Certainly! Let's address each part of the question step-by-step.
### Part (a):
You need to find the equation of a straight line with a given gradient (slope) and y-intercept.
1. Gradient (Slope): The gradient is given as [tex]\(3\)[/tex].
2. Y-intercept: The y-intercept is given as [tex]\(-4\)[/tex].

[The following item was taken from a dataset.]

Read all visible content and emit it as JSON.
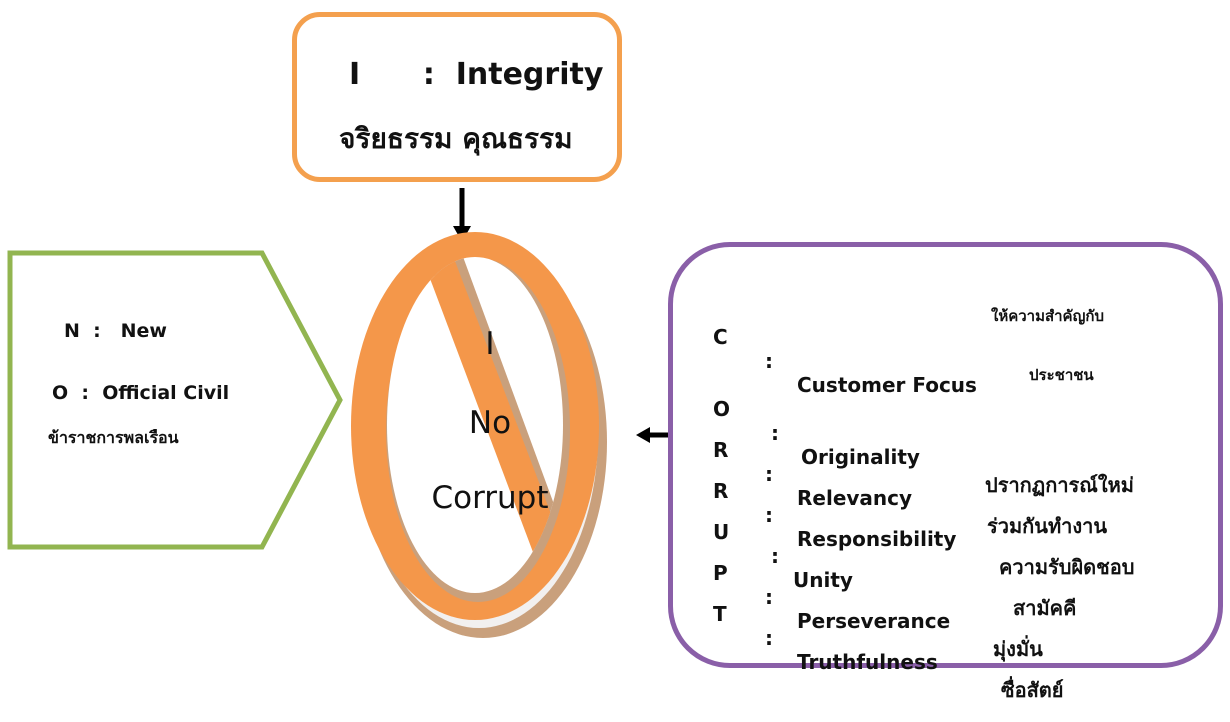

The general form of the equation of a straight line is:
[tex]\[ y = mx + c \][/tex]
where:
- [tex]\(m\)[/tex] is the gradient
- [tex]\(c\)[/tex] is the y-intercept
Plugging in the given values, we get:
[tex]\[ y = 3x + (-4) \][/tex]
So, the equation of the line for part (a) is:
[tex]\[ y = 3x - 4 \][/tex]
### Part (b):
You need to find the equation of a straight line with a given angle of inclination and y-intercept.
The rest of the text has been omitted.